Estudo aponta que crédito caro, câmbio e geopolítica ampliam pressão econômica sobre o agronegócio brasileiro em 2026

Estudo aponta que crédito caro, câmbio e geopolítica ampliam pressão econômica sobre o agronegócio brasileiro em 2026

Por Redação

O agronegócio brasileiro entrou em 2026 sob pressão de fatores econômicos e externos que vêm afetando custos de produção, margens e decisões de investimento no campo. A combinação entre juros elevados, valorização de insumos agrícolas, oscilações cambiais e conflitos geopolíticos têm alterado o planejamento de produtores rurais em diferentes regiões do país, segundo o relatório Brazil Agribusiness Quarterly Q1 2026, do Rabobank. Apesar do cenário, o agro continua com peso relevante na economia nacional e mantém expectativa de crescimento, ainda que em ritmo menor do que o registrado no último ano.

Dados do Ministério da Agricultura, com base no IBGE, mostram que o PIB da agropecuária cresceu 11,7% em 2025, movimentando R$ 775,3 bilhões, o equivalente a cerca de 6,1% do Produto Interno Bruto brasileiro. O resultado foi impulsionado pela recuperação de safras e pela demanda internacional por commodities agrícolas. Para 2026, porém, as projeções indicam desaceleração em razão do aumento dos custos financeiros e das incertezas globais.
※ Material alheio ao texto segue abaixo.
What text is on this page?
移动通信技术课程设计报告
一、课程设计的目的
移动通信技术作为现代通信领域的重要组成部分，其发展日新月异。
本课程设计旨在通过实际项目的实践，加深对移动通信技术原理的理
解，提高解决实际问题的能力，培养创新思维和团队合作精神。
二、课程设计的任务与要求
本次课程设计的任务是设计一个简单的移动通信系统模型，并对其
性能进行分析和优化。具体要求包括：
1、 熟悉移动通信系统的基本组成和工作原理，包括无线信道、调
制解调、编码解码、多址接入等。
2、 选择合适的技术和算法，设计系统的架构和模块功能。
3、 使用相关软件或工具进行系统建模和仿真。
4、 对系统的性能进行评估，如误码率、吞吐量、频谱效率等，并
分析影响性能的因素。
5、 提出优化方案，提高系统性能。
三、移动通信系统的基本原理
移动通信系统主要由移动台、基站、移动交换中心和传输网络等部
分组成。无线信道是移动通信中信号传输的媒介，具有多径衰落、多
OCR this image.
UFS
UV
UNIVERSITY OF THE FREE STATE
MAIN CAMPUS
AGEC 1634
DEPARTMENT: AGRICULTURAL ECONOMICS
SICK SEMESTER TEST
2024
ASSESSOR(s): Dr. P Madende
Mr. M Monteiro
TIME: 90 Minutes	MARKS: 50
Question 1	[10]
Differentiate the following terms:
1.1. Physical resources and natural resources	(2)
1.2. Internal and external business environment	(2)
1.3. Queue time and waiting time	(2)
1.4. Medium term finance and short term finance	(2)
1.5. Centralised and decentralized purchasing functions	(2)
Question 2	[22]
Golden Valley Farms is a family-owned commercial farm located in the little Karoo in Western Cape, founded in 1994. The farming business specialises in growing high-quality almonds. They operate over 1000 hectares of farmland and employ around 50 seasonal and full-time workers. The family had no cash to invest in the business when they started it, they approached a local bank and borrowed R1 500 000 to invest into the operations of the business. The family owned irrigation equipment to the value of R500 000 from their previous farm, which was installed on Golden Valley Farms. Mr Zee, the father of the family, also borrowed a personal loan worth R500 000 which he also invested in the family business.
Relatórios divulgados pelo Rabobank apontam que a escalada de tensões no Oriente Médio e o ambiente geopolítico mais fragmentado elevaram os preços de fertilizantes, energia e diesel, itens considerados estratégicos para a produção agrícola. Segundo o banco, o conflito internacional intensificou a volatilidade dos mercados e ampliou a pressão sobre o custo operacional das propriedades rurais.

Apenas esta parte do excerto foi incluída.